In Aargauer Kindergärten soll weiterhin Hochdeutsch und Mundart nebeneinander gesprochen werden. Die Aargauer Regierung ist gegen die Initiative «Ja für Mundart im Kindergarten», kommt den Initianten aber auch ohne Gegenvorschlag etwas entgegen.

Es gebe keinen Grund, die Standardsprache aus dem Kindergarten zu verbannen, schreibt die Regierung am Freitag. Die Aargauer Praxis der gleichzeitigen Förderung von Mundart und Standardsprache habe sich weitgehend bewährt.

Ein Drittel statt die Hälfte

Die Regierung nimmt das Anliegen der Schweizer Demokraten aber dennoch teilweise auf. Sie legt im Lehrplan Kindergarten fest, dass die Kinder künftig nur noch während einem Drittel der Unterrichtszeit Hochdeutsch sprechen sollen.

Kinder spielen mit Lego. Bild in Lightbox öffnen.

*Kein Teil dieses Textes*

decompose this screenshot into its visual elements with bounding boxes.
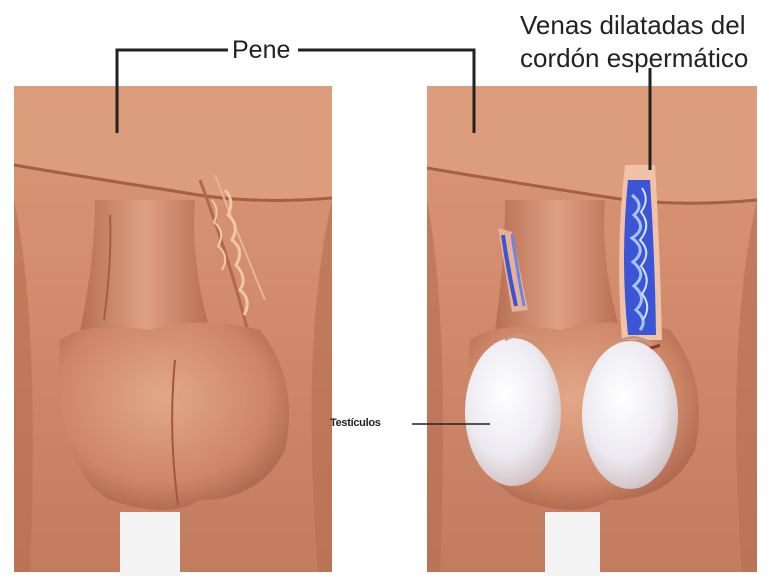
varicocele-panel	[427, 86, 757, 576]
dilated-veins-label-line1: Venas dilatadas del	[520, 9, 748, 42]
dilated-veins-label-line2: cordón espermático	[520, 42, 748, 75]
dilated-veins-label: Venas dilatadas del cordón espermático	[520, 9, 748, 75]
dilated-veins-icon	[619, 165, 662, 349]
penis-label: Pene	[232, 38, 290, 63]
normal-anatomy-panel	[14, 86, 332, 576]
testicles-label: Testículos	[330, 418, 381, 429]
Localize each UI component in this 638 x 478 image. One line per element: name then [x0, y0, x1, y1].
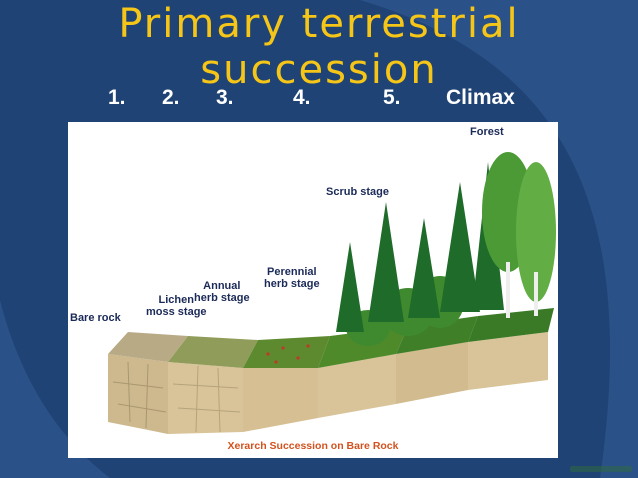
label-perennial-line1: Perennial	[267, 266, 317, 278]
label-annual-line2: herb stage	[194, 292, 250, 304]
label-forest: Forest	[470, 126, 504, 138]
slide-title-line2: succession	[200, 47, 438, 93]
soil-blocks	[108, 332, 548, 434]
succession-steps: 1. 2. 3. 4. 5. Climax	[0, 86, 638, 116]
step-3: 3.	[216, 86, 234, 109]
label-lichen-line2: moss stage	[146, 306, 207, 318]
diagram-caption: Xerarch Succession on Bare Rock	[227, 440, 399, 452]
watermark-mark	[570, 466, 632, 472]
label-perennial-herb: Perennial herb stage	[264, 266, 320, 290]
slide-title-line1: Primary terrestrial	[118, 1, 520, 47]
label-bare-rock: Bare rock	[70, 312, 121, 324]
step-4: 4.	[293, 86, 311, 109]
step-2: 2.	[162, 86, 180, 109]
succession-diagram: Bare rock Lichen moss stage Annual herb …	[68, 122, 558, 458]
forest-trees	[482, 152, 556, 318]
label-lichen-line1: Lichen	[158, 294, 194, 306]
label-scrub: Scrub stage	[326, 186, 389, 198]
label-lichen-moss: Lichen moss stage	[146, 294, 207, 318]
label-annual-herb: Annual herb stage	[194, 280, 250, 304]
step-climax: Climax	[446, 86, 515, 109]
label-perennial-line2: herb stage	[264, 278, 320, 290]
step-1: 1.	[108, 86, 126, 109]
label-annual-line1: Annual	[203, 280, 241, 292]
step-5: 5.	[383, 86, 401, 109]
succession-illustration	[108, 152, 556, 434]
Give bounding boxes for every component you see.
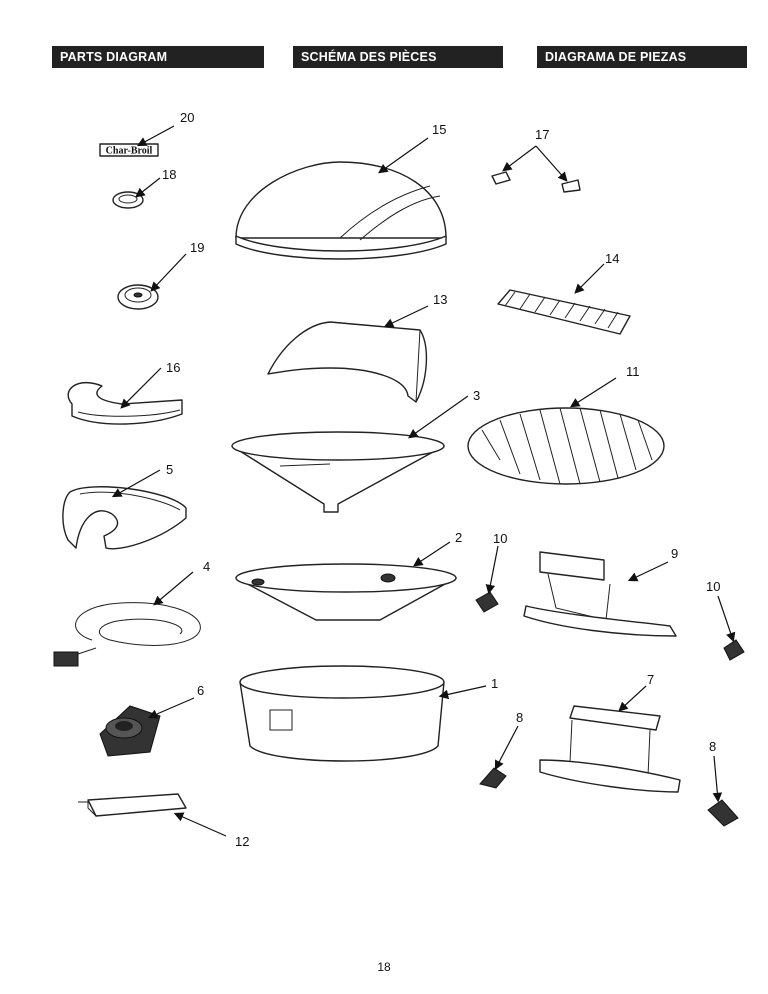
part-19-temperature-dial	[117, 253, 187, 310]
part-6-temperature-controller	[99, 697, 195, 757]
callout-8-right: 8	[709, 739, 716, 754]
callout-12: 12	[235, 834, 249, 849]
callout-13: 13	[433, 292, 447, 307]
callout-5: 5	[166, 462, 173, 477]
callout-7: 7	[647, 672, 654, 687]
header-parts-diagram-en: PARTS DIAGRAM	[52, 46, 264, 68]
callout-16: 16	[166, 360, 180, 375]
part-9-leg-assembly	[523, 551, 677, 637]
part-14-warming-rack	[497, 263, 631, 335]
callout-2: 2	[455, 530, 462, 545]
part-13-wind-shield	[267, 305, 429, 403]
callout-15: 15	[432, 122, 446, 137]
part-1-base-bowl	[239, 665, 487, 762]
callout-19: 19	[190, 240, 204, 255]
part-17-lid-feet	[491, 145, 581, 193]
part-4-heating-element	[53, 571, 201, 667]
part-10-leg-cap-left	[475, 545, 499, 613]
callout-8-left: 8	[516, 710, 523, 725]
logo-text: Char-Broil	[106, 146, 153, 157]
callout-4: 4	[203, 559, 210, 574]
callout-17: 17	[535, 127, 549, 142]
part-8-foot-right	[707, 755, 739, 827]
part-2-lower-bowl	[235, 541, 457, 621]
callout-3: 3	[473, 388, 480, 403]
part-7-leg-assembly	[539, 685, 681, 793]
callout-6: 6	[197, 683, 204, 698]
callout-9: 9	[671, 546, 678, 561]
part-10-leg-cap-right	[717, 595, 745, 661]
part-11-cooking-grate	[467, 377, 665, 485]
callout-11: 11	[626, 364, 640, 379]
header-parts-diagram-fr: SCHÉMA DES PIÈCES	[293, 46, 503, 68]
part-15-lid	[235, 137, 447, 260]
part-5-heat-shield	[62, 469, 187, 550]
callout-18: 18	[162, 167, 176, 182]
part-18-knob	[112, 177, 161, 209]
part-16-handle	[67, 367, 183, 425]
header-parts-diagram-es: DIAGRAMA DE PIEZAS	[537, 46, 747, 68]
callout-1: 1	[491, 676, 498, 691]
part-12-drip-tray	[78, 793, 227, 837]
part-3-cooking-bowl	[231, 395, 469, 513]
callout-14: 14	[605, 251, 619, 266]
callout-20: 20	[180, 110, 194, 125]
page-number: 18	[377, 960, 391, 974]
callout-10-left: 10	[493, 531, 507, 546]
callout-10-right: 10	[706, 579, 720, 594]
part-8-foot-left	[479, 725, 519, 789]
part-20-logo-badge: Char-Broil	[99, 125, 175, 157]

Bildlegende: Zu einem Drittel «mit Bausteinen spielen», zu zwei Dritteln «legööle». Keystone

Diese neue Regelung tritt am 1. August 2014 in Kraft. Seit dem Beginn des Schuljahres 2008 galt, dass die Unterrichtspersonen während der Hälfte der Zeit die Standartsprache benutzen sollen.

Für den schulischen und beruflichen Erfolg sowie die soziale Integration seien Mundart und Standardsprache gleichermassen wichtig, so die Regierung. Der Kindergarten biete die Chance, sich unbeschwert mit beiden Sprachformen auseinanderzusetzen.